The research, published online in Science on May 1, was conducted by Prof. XU Huaqiang and Prof. XU Yechun from the Shanghai Institute of Materia Medica (SIMM) of the Chinese Academy of Sciences (CAS), Prof. ZHANG Yan from the Zhejiang University School of Medicine, Prof. ZHANG Shuyang from Peking Union Medical College and Chinese Academy of Medical Sciences, and their collaborators.

Since the outbreak of COVID-19, it has spread around the world, causing a huge disaster to all mankind. Many countries around the world still facing huge challenges to fight SARS-CoV-2, and it is very urgent to find an effective treatment.

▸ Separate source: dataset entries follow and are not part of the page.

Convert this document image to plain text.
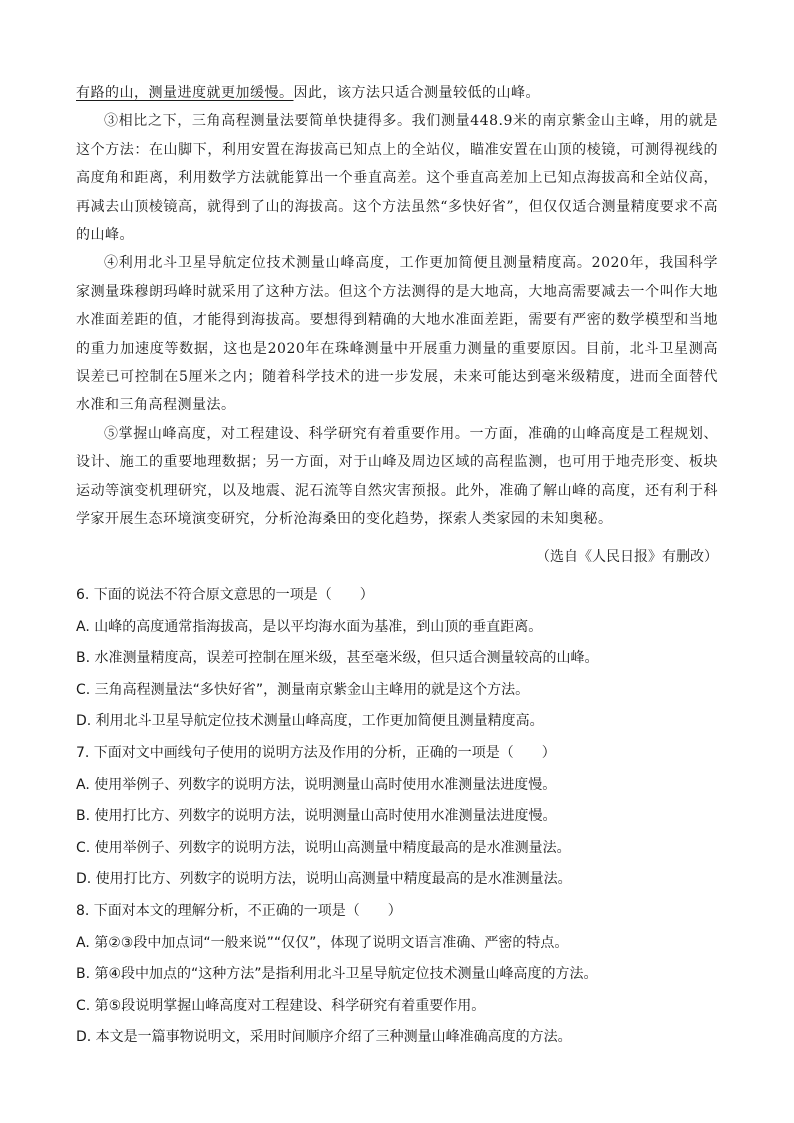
有路的山，测量进度就更加缓慢。因此，该方法只适合测量较低的山峰。

③相比之下，三角高程测量法要简单快捷得多。我们测量448.9米的南京紫金山主峰，用的就是这个方法：在山脚下，利用安置在海拔高已知点上的全站仪，瞄准安置在山顶的棱镜，可测得视线的高度角和距离，利用数学方法就能算出一个垂直高差。这个垂直高差加上已知点海拔高和全站仪高，再减去山顶棱镜高，就得到了山的海拔高。这个方法虽然“多快好省”，但仅仅适合测量精度要求不高的山峰。

④利用北斗卫星导航定位技术测量山峰高度，工作更加简便且测量精度高。2020年，我国科学家测量珠穆朗玛峰时就采用了这种方法。但这个方法测得的是大地高，大地高需要减去一个叫作大地水准面差距的值，才能得到海拔高。要想得到精确的大地水准面差距，需要有严密的数学模型和当地的重力加速度等数据，这也是2020年在珠峰测量中开展重力测量的重要原因。目前，北斗卫星测高误差已可控制在5厘米之内；随着科学技术的进一步发展，未来可能达到毫米级精度，进而全面替代水准和三角高程测量法。

⑤掌握山峰高度，对工程建设、科学研究有着重要作用。一方面，准确的山峰高度是工程规划、设计、施工的重要地理数据；另一方面，对于山峰及周边区域的高程监测，也可用于地壳形变、板块运动等演变机理研究，以及地震、泥石流等自然灾害预报。此外，准确了解山峰的高度，还有利于科学家开展生态环境演变研究，分析沧海桑田的变化趋势，探索人类家园的未知奥秘。

（选自《人民日报》有删改）
6. 下面的说法不符合原文意思的一项是（　　）
A. 山峰的高度通常指海拔高，是以平均海水面为基准，到山顶的垂直距离。
B. 水准测量精度高，误差可控制在厘米级，甚至毫米级，但只适合测量较高的山峰。
C. 三角高程测量法“多快好省”，测量南京紫金山主峰用的就是这个方法。
D. 利用北斗卫星导航定位技术测量山峰高度，工作更加简便且测量精度高。
7. 下面对文中画线句子使用的说明方法及作用的分析，正确的一项是（　　）
A. 使用举例子、列数字的说明方法，说明测量山高时使用水准测量法进度慢。
B. 使用打比方、列数字的说明方法，说明测量山高时使用水准测量法进度慢。
C. 使用举例子、列数字的说明方法，说明山高测量中精度最高的是水准测量法。
D. 使用打比方、列数字的说明方法，说明山高测量中精度最高的是水准测量法。
8. 下面对本文的理解分析，不正确的一项是（　　）
A. 第②③段中加点词“一般来说”“仅仅”，体现了说明文语言准确、严密的特点。
B. 第④段中加点的“这种方法”是指利用北斗卫星导航定位技术测量山峰高度的方法。
C. 第⑤段说明掌握山峰高度对工程建设、科学研究有着重要作用。
D. 本文是一篇事物说明文，采用时间顺序介绍了三种测量山峰准确高度的方法。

The SARS-CoV-2 is a positive-strand RNA virus that mainly infects human cells through the mucosal system. The massive replication of the virus requires the rapid synthesis of its genetic RNA. This process is mediated by a multi-subunit replication transcription complex composed of multiple non-structural proteins (nsp) of the virus. The core element is the RdRp complex, which is the core component of coronavirus replication. Numerous nucleoside drugs currently under clinical testing, including Remdesivir, targeting RdRp. Remdesivir is a prodrug form that will be metabolized into the active product in the form of triphosphate in the body to cause the termination of the viral RNA chain extensio.

In order to elaborate the fine anti-viral mechanism of nucleoside drugs, after 46 days of hard work, the team successfully reported the cryo-EM structure of the SARS-CoV-2 RdRp either in the apo form at 2.8 ？ resolution or in complex with a template-primer RNA and Remdesivir at 2.5 ？ resolution.The overall conformation of the complex structure is very similar to that of the apo form, only a certain conformational change in some subdomains.

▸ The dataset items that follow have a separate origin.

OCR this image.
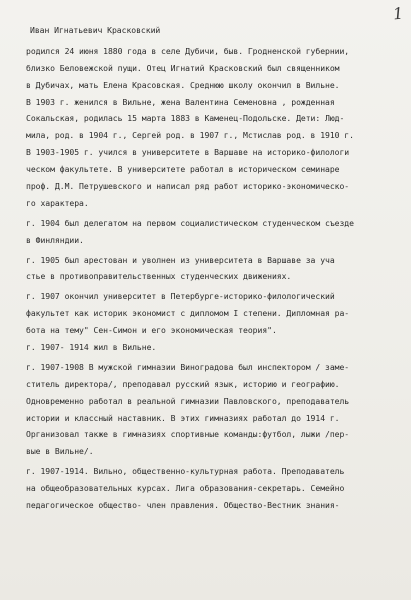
1
Иван Игнатьевич Красковский
родился 24 июня 1880 года в селе Дубичи, быв. Гродненской губернии,
близко Беловежской пущи. Отец Игнатий Красковский был священником
в Дубичах, мать Елена Красовская. Среднюю школу окончил в Вильне.
В 1903 г. женился в Вильне, жена Валентина Семеновна , рожденная
Сокальская, родилась 15 марта 1883 в Каменец-Подольске. Дети: Люд-
мила, род. в 1904 г., Сергей род. в 1907 г., Мстислав род. в 1910 г.
В 1903-1905 г. учился в университете в Варшаве на историко-филологи
ческом факультете. В университете работал в историческом семинаре
проф. Д.М. Петрушевского и написал ряд работ историко-экономическо-
го характера.
г. 1904 был делегатом на первом социалистическом студенческом съезде
в Финляндии.
г. 1905 был арестован и уволнен из университета в Варшаве за уча
стье в противоправительственных студенческих движениях.
г. 1907 окончил университет в Петербурге-историко-филологический
факультет как историк экономист с дипломом I степени. Дипломная ра-
бота на тему" Сен-Симон и его экономическая теория".
г. 1907- 1914 жил в Вильне.
г. 1907-1908 В мужской гимназии Виноградова был инспектором / заме-
ститель директора/, преподавал русский язык, историю и географию.
Одновременно работал в реальной гимназии Павловского, преподаватель
истории и классный наставник. В этих гимназиях работал до 1914 г.
Организовал также в гимназиях спортивные команды:футбол, лыжи /пер-
вые в Вильне/.
г. 1907-1914. Вильно, общественно-культурная работа. Преподаватель
на общеобразовательных курсах. Лига образования-секретарь. Семейно
педагогическое общество- член правления. Общество-Вестник знания-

Comprehensive analysis shows that the SARS-CoV-2 RdRp complex is a very efficient enzyme. During RNA extension, the conformational change is small, which also explains the high contagious ability of the SARS-CoV-2; RdRp complex recognizes RNA but not DNA , in a way of sequence independent binding; the complex structure explains how Remdesivir enters the replication active site and covalently inserts into the viral genome, thereby inhibiting virus replication; The residues involved in RNA binding as well as residues comprising the catalytic active site are highly conserved among most RNA viruses including polio virus, hepatitis C virus, and influenza virus, etc. , showing the conservative mechanism of RdRp complex during gene replication, and suggesting it may be possible to develop broad spectrum antiviral inhibitors The structures provide a structural basis for the urgent development of potential antiviral drugs, helps to study potential binding patterns, and provides theoretical support for the design of more powerful, efficient and specific anti-SARS-CoV-2 drugs.